„Super Express”: - Czujesz duży niedosyt?
Patryk Dudek: - Mam nadzieję, że jeśli w przyszłym roku będę jeździł w Grand Prix, to wygram w Warszawie. Tym razem przede wszystkim nie wyszedł mi półfinał. Po moim piątym biegu zrobiliśmy lekką korektę przełożeń. W półfinale nie wyszedł mi start i przyjechałem ostatni. Ale kibice chyba się nie nudzili, bo było kilka fajnych biegów.
- To były twoje drugie zawody Grand Prix, odkąd jesteś stałym uczestnikiem. Zdążyłeś się oswoić z cyklem?
- Trochę przechodzę ze skrajności w skrajność. W Krsku atmosfera była porównywalna do jakiegoś meczu młodzieżówek, a w Warszawie czuliśmy się prawie jak na lidze, na przykład w Zielonej Górze. Był na Stadionie Narodowym sektor kibiców z Zielonej, który mocno mnie dopingował. Jak krzyknęli głośno „Patryk Dudek”, to na rękach pojawiła się gęsia skórka.
- Odczuwałeś stres?
- Może na początku trochę tego było, ale potem już się nie odczuwa stresu. Trzeba się przyzwyczaić.

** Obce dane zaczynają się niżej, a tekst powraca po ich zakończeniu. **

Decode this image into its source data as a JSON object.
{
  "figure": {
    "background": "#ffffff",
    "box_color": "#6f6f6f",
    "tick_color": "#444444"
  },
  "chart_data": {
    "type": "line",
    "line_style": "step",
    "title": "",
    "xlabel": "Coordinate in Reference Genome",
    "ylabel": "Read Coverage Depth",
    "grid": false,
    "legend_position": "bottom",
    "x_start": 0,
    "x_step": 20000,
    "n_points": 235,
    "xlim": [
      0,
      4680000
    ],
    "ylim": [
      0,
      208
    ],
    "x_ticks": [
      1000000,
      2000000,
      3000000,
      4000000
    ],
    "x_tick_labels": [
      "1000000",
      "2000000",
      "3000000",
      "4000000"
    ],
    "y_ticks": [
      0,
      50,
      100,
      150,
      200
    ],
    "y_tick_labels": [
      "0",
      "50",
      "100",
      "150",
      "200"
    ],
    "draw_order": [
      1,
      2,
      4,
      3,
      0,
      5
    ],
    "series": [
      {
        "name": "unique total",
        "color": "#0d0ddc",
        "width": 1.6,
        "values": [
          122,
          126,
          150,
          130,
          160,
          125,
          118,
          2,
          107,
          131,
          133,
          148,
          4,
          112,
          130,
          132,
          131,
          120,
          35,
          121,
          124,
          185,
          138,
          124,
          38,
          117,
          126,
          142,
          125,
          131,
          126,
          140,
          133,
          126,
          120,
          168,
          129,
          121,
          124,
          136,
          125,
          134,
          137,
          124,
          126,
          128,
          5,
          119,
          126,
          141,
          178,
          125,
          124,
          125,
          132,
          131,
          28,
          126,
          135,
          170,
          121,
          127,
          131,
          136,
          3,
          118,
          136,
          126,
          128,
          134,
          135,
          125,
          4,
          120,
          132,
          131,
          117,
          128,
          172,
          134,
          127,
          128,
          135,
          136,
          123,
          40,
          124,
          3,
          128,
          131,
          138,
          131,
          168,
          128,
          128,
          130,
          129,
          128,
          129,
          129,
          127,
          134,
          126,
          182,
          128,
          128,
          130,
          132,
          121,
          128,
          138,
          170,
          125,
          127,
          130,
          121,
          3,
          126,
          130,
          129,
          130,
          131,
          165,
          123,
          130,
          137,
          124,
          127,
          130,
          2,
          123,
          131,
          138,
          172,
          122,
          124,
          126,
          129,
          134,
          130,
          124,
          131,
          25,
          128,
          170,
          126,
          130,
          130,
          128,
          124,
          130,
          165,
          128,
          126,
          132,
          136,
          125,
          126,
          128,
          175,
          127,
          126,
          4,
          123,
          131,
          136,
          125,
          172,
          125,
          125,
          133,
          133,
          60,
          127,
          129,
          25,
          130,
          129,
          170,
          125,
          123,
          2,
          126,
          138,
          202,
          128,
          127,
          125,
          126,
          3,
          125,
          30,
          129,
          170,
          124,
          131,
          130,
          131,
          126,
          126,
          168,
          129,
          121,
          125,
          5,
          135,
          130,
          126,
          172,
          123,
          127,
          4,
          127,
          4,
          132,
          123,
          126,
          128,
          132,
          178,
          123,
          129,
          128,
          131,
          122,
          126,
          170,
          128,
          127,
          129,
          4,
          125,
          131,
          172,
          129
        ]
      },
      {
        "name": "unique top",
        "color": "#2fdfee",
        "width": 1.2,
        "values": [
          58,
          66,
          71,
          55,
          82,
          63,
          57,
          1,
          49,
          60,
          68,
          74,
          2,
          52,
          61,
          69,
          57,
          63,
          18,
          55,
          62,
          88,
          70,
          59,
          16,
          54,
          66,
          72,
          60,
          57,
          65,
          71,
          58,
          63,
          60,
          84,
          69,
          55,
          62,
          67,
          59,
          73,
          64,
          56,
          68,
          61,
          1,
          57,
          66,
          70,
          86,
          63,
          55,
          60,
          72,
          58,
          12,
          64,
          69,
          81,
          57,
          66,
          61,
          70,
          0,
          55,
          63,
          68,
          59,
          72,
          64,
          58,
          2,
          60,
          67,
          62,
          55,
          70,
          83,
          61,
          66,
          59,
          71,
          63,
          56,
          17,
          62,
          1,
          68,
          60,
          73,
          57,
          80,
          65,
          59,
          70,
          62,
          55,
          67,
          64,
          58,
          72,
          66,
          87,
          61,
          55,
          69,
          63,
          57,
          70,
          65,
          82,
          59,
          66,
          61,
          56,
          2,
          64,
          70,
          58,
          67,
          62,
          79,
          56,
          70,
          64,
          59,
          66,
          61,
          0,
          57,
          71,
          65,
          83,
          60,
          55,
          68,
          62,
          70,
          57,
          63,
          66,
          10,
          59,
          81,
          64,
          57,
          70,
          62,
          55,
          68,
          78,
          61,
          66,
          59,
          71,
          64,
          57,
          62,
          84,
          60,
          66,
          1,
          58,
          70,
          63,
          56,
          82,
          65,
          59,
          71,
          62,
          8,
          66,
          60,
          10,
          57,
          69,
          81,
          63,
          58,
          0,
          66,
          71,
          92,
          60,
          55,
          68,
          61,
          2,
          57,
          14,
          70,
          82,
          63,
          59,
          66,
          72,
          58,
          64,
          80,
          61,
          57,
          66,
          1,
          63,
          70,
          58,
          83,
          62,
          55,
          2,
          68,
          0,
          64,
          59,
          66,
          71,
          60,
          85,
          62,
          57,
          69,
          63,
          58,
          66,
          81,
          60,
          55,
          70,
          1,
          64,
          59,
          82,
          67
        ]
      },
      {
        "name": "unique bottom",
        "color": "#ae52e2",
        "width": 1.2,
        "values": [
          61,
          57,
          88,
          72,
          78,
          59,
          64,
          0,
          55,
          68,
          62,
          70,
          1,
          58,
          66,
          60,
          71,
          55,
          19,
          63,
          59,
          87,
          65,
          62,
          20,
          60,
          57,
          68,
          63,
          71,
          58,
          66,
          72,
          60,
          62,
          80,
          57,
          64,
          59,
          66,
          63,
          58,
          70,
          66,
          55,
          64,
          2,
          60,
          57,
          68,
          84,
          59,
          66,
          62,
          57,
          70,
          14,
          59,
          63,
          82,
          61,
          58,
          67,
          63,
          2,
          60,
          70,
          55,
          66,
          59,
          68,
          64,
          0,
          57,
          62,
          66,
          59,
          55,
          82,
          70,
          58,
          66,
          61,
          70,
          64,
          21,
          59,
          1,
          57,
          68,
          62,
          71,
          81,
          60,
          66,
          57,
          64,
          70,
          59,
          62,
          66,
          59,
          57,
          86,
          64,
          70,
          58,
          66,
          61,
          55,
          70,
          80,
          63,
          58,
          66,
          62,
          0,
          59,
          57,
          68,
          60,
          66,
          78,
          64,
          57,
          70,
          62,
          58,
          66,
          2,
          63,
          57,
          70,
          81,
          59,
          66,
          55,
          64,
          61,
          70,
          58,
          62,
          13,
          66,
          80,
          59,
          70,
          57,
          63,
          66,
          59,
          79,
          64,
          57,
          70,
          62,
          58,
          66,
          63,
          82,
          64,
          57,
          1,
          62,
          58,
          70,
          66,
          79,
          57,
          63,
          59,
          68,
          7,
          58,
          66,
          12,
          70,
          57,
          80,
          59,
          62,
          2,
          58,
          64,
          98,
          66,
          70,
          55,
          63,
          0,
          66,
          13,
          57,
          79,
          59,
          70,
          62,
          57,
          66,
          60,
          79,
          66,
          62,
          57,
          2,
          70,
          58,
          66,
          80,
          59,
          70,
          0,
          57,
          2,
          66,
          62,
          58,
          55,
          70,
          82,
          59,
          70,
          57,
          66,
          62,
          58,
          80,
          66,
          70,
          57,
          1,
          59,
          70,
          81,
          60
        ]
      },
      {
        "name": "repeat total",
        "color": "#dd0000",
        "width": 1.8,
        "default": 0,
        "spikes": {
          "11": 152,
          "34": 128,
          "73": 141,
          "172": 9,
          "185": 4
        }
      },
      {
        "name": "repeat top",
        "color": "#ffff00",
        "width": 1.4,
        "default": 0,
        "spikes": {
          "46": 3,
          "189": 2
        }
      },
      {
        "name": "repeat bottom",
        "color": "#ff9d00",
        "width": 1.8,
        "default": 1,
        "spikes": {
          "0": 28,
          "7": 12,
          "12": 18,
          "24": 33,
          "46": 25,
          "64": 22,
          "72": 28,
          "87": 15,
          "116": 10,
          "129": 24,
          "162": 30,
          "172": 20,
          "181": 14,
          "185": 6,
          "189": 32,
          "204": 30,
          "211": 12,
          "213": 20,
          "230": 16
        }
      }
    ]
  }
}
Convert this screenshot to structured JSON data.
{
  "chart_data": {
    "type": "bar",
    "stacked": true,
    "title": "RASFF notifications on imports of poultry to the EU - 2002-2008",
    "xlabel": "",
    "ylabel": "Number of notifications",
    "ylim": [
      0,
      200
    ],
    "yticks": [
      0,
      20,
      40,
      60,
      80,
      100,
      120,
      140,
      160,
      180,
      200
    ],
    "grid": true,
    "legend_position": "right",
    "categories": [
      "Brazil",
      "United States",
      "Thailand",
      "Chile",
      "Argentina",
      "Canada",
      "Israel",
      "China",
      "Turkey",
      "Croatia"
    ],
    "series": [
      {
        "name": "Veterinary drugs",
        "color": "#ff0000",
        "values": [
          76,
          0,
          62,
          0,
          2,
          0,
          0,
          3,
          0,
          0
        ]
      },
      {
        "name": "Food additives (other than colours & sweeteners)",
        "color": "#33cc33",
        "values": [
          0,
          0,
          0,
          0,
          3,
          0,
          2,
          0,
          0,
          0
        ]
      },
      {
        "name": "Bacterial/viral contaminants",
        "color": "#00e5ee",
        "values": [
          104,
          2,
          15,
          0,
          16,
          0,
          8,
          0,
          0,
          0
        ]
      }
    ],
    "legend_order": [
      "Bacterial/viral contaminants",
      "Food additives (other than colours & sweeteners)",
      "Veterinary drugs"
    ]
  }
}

- Trochę się poturbowałeś w 13. biegu.
- „Szeroka” była tak szybka, że w jednym biegu mnie sponiewierało (śmiech). Łuki są dość wąskie, trochę inne niż na zwykłych torach. Przewracając się, musiałem się „katapultować”, bo uderzając w bandę razem z motocyklem mógłbym o wiele gorzej skończyć. Najważniejsze, że nic mi się nie stało.